The shifter is hooked up to a transmission with only 4 forward gears. (Most automatics now have 5, 6 or more.) And in turn, the transmission is bolted behind a 4.6-liter 2-valve single-overhead-cam engine that makes a pokey 224 horsepower. The engine’s initial response is strong, but it quickly runs out of breath and by 5,500 r.p.m. it’s exhausted. The transmission sort of slides at that point into the next gear and heaves a sigh of relief.

There’s a particular gear whine peculiar to Ford’s full-size cars that anyone who rides regularly in Crown Victoria taxis can recognize. But that whine doesn’t come after a couple hundred thousand miles of use; it was right there in the Grand Marquis rental car, which showed fewer than 1,000 miles on the odometer when I picked it up. That persistent groan from the rear end indicates just how little effort Ford has put into refining this car over the years.

In a recent test of a 2010 Grand Marquis, clocked it accelerating from a standstill to 60 m.p.h. in a leisurely 9.3 seconds; it also plowed through a quarter-mile run in 16.8 seconds while reaching 83.9 mph. That’s the sort of struggling performance expected of a barebones economy car, not a big sedan that carries a modest E.P.A. fuel economy rating: 16 m.p.g. in the city and 24 m.p.g. on the highway.

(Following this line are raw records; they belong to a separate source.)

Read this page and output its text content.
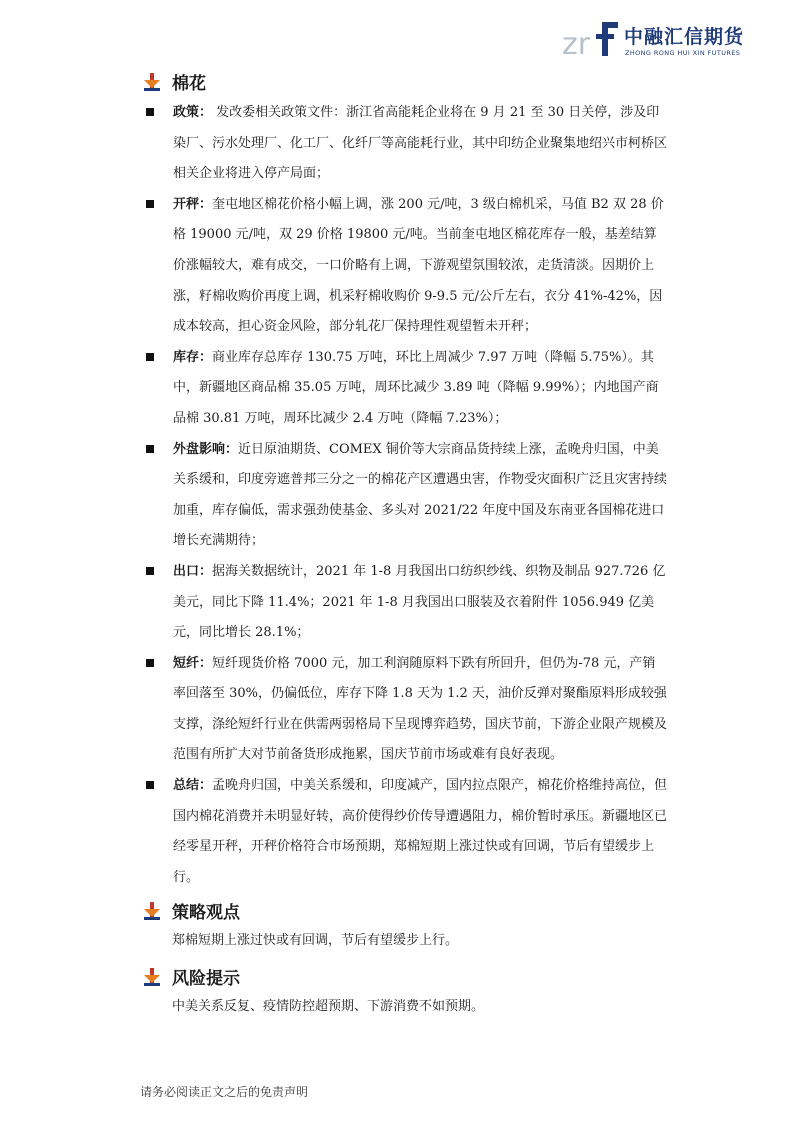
zr 中融汇信期货
ZHONG RONG HUI XIN FUTURES
棉花
政策： 发改委相关政策文件：浙江省高能耗企业将在 9 月 21 至 30 日关停，涉及印染厂、污水处理厂、化工厂、化纤厂等高能耗行业，其中印纺企业聚集地绍兴市柯桥区相关企业将进入停产局面；
开秤：奎屯地区棉花价格小幅上调，涨 200 元/吨，3 级白棉机采，马值 B2 双 28 价格 19000 元/吨，双 29 价格 19800 元/吨。当前奎屯地区棉花库存一般，基差结算价涨幅较大，难有成交，一口价略有上调，下游观望氛围较浓，走货清淡。因期价上涨，籽棉收购价再度上调，机采籽棉收购价 9-9.5 元/公斤左右，衣分 41%-42%，因成本较高，担心资金风险，部分轧花厂保持理性观望暂未开秤；
库存：商业库存总库存 130.75 万吨，环比上周减少 7.97 万吨（降幅 5.75%）。其中，新疆地区商品棉 35.05 万吨，周环比减少 3.89 吨（降幅 9.99%）；内地国产商品棉 30.81 万吨，周环比减少 2.4 万吨（降幅 7.23%）；
外盘影响：近日原油期货、COMEX 铜价等大宗商品货持续上涨，孟晚舟归国，中美关系缓和，印度旁遮普邦三分之一的棉花产区遭遇虫害，作物受灾面积广泛且灾害持续加重，库存偏低，需求强劲使基金、多头对 2021/22 年度中国及东南亚各国棉花进口增长充满期待；
出口：据海关数据统计，2021 年 1-8 月我国出口纺织纱线、织物及制品 927.726 亿美元，同比下降 11.4%；2021 年 1-8 月我国出口服装及衣着附件 1056.949 亿美元，同比增长 28.1%；
短纤：短纤现货价格 7000 元，加工利润随原料下跌有所回升，但仍为-78 元，产销率回落至 30%，仍偏低位，库存下降 1.8 天为 1.2 天，油价反弹对聚酯原料形成较强支撑，涤纶短纤行业在供需两弱格局下呈现博弈趋势，国庆节前，下游企业限产规模及范围有所扩大对节前备货形成拖累，国庆节前市场或难有良好表现。
总结：孟晚舟归国，中美关系缓和，印度减产，国内拉点限产，棉花价格维持高位，但国内棉花消费并未明显好转，高价使得纱价传导遭遇阻力，棉价暂时承压。新疆地区已经零星开秤，开秤价格符合市场预期，郑棉短期上涨过快或有回调，节后有望缓步上行。
策略观点
郑棉短期上涨过快或有回调，节后有望缓步上行。
风险提示
中美关系反复、疫情防控超预期、下游消费不如预期。
请务必阅读正文之后的免责声明
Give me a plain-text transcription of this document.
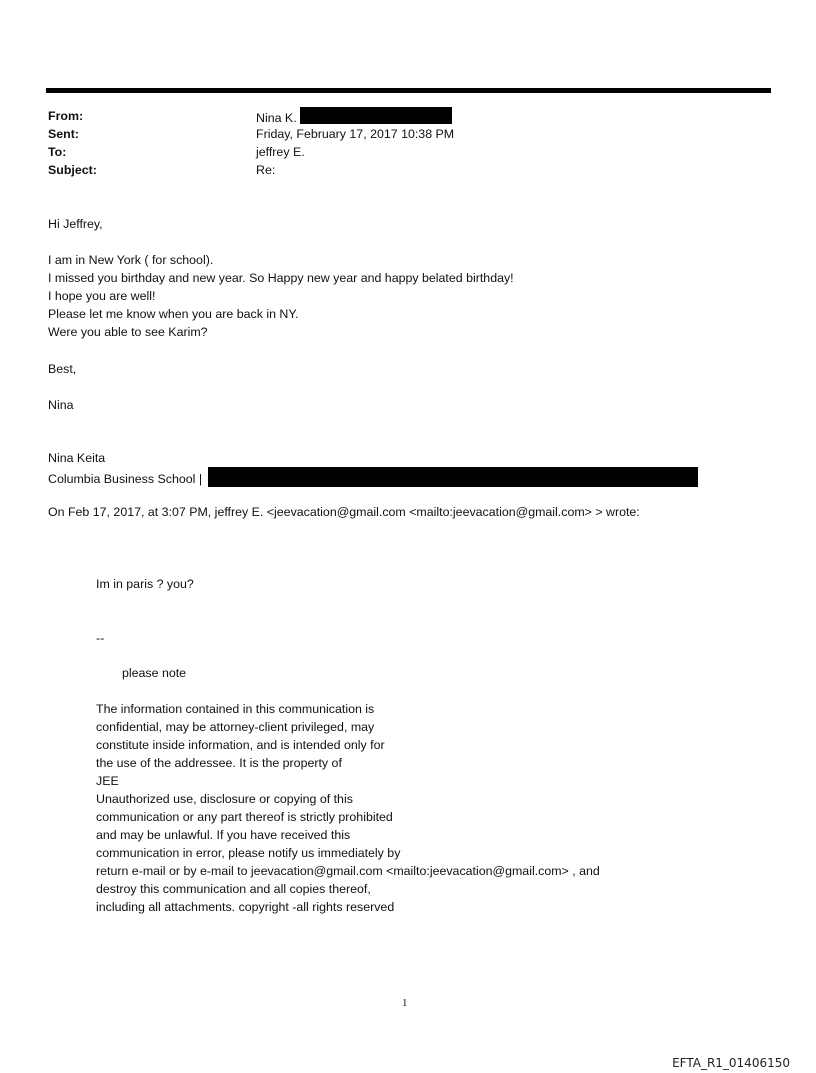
From:	Nina K.
Sent:	Friday, February 17, 2017 10:38 PM
To:	jeffrey E.
Subject:	Re:
Hi Jeffrey,
I am in New York ( for school).
I missed you birthday and new year. So Happy new year and happy belated birthday!
I hope you are well!
Please let me know when you are back in NY.
Were you able to see Karim?
Best,
Nina
Nina Keita
Columbia Business School |
On Feb 17, 2017, at 3:07 PM, jeffrey E. <jeevacation@gmail.com <mailto:jeevacation@gmail.com> > wrote:
Im in paris ? you?
--
please note
The information contained in this communication is
confidential, may be attorney-client privileged, may
constitute inside information, and is intended only for
the use of the addressee. It is the property of
JEE
Unauthorized use, disclosure or copying of this
communication or any part thereof is strictly prohibited
and may be unlawful. If you have received this
communication in error, please notify us immediately by
return e-mail or by e-mail to jeevacation@gmail.com <mailto:jeevacation@gmail.com> , and
destroy this communication and all copies thereof,
including all attachments. copyright -all rights reserved
1
EFTA_R1_01406150
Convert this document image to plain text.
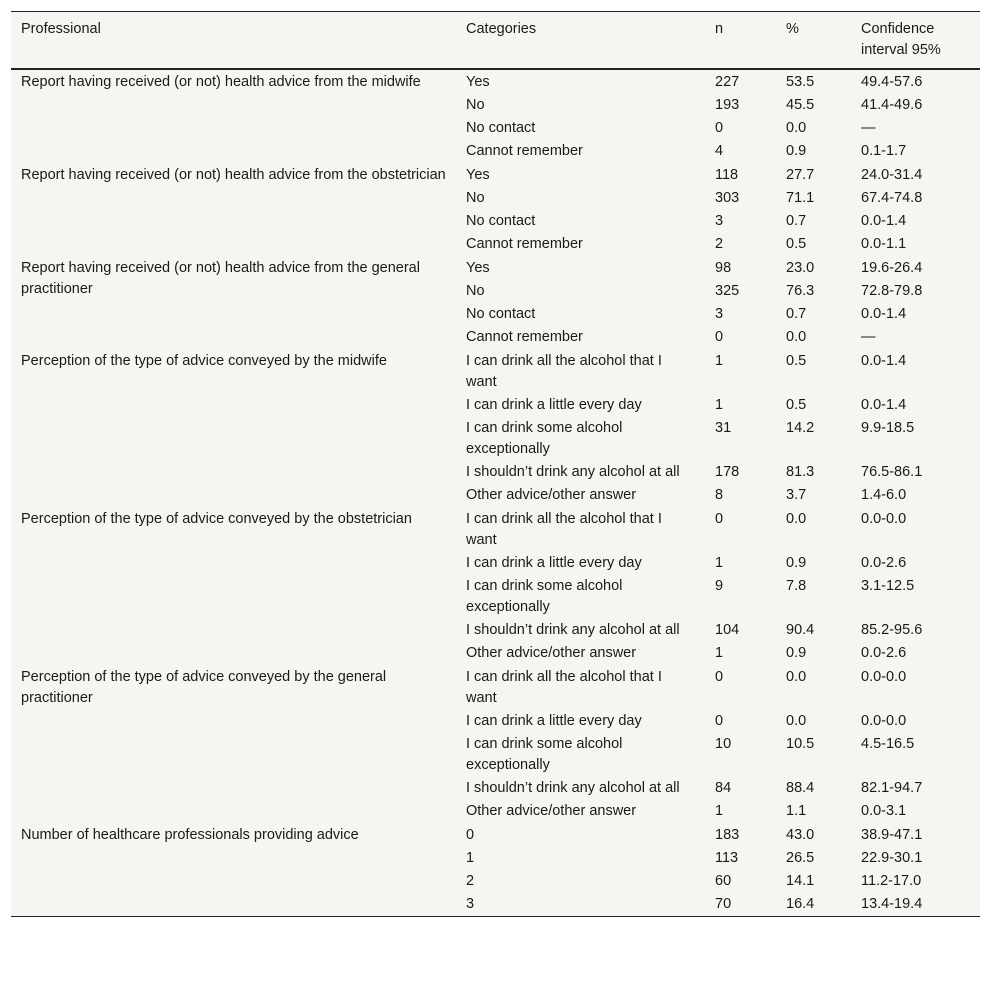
Professional	Categories	n	%	Confidence interval 95%
Report having received (or not) health advice from the midwife	Yes	227	53.5	49.4-57.6
	No	193	45.5	41.4-49.6
	No contact	0	0.0	—
	Cannot remember	4	0.9	0.1-1.7
Report having received (or not) health advice from the obstetrician	Yes	118	27.7	24.0-31.4
	No	303	71.1	67.4-74.8
	No contact	3	0.7	0.0-1.4
	Cannot remember	2	0.5	0.0-1.1
Report having received (or not) health advice from the general practitioner	Yes	98	23.0	19.6-26.4
	No	325	76.3	72.8-79.8
	No contact	3	0.7	0.0-1.4
	Cannot remember	0	0.0	—
Perception of the type of advice conveyed by the midwife	I can drink all the alcohol that I want	1	0.5	0.0-1.4
	I can drink a little every day	1	0.5	0.0-1.4
	I can drink some alcohol exceptionally	31	14.2	9.9-18.5
	I shouldn’t drink any alcohol at all	178	81.3	76.5-86.1
	Other advice/other answer	8	3.7	1.4-6.0
Perception of the type of advice conveyed by the obstetrician	I can drink all the alcohol that I want	0	0.0	0.0-0.0
	I can drink a little every day	1	0.9	0.0-2.6
	I can drink some alcohol exceptionally	9	7.8	3.1-12.5
	I shouldn’t drink any alcohol at all	104	90.4	85.2-95.6
	Other advice/other answer	1	0.9	0.0-2.6
Perception of the type of advice conveyed by the general practitioner	I can drink all the alcohol that I want	0	0.0	0.0-0.0
	I can drink a little every day	0	0.0	0.0-0.0
	I can drink some alcohol exceptionally	10	10.5	4.5-16.5
	I shouldn’t drink any alcohol at all	84	88.4	82.1-94.7
	Other advice/other answer	1	1.1	0.0-3.1
Number of healthcare professionals providing advice	0	183	43.0	38.9-47.1
	1	113	26.5	22.9-30.1
	2	60	14.1	11.2-17.0
	3	70	16.4	13.4-19.4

That said, somewhere along its developmental journey the Grand Marquis picked up power rack-and-pinion steering that is shockingly sweet, with good on-center feel, precise calibration and good feedback. Of course the feedback from the front P225/60R17 Michelin all-season radials often indicates they are struggling to get some grip, but the driver cannot say he wasn’t informed of their desperation.

When pushed hard with the traction control switched off, the initial understeer will give way to a tail-wagging oversteer. But if you’re pushing a car that hard, it’s not likely to be this car.

With its antediluvian body-on-frame construction, sponge-cake suspension tuning and thick sound deadening, the Grand Marquis will float over an Interstate like a blimp. This is a car unconcerned with carving corners or blitzing across the autobahn. It’s built for people who have lived long enough to have already had all the drama they want in their lives. And there’s nothing this car does that other Ford products, like the Taurus, don’t do better.

A few more of the big Mercurys are being made in St. Thomas, Ontario, for fleet customers. After that, the Grand Marquis will be just another thing that’s not here anymore.

Nostalgia is, ultimately, a hard nut to crack. After all, the new Yankee Stadium is better than the old one in almost every way, and Shea Stadium was a pit before it was torn down. But Babe Ruth will never swing a bat in the new park and the Beatles will never rock Citi Field. And your dear departed grandfather will never drive a new Taurus.


INSIDE TRACK: You may miss it, but you didn’t really want it.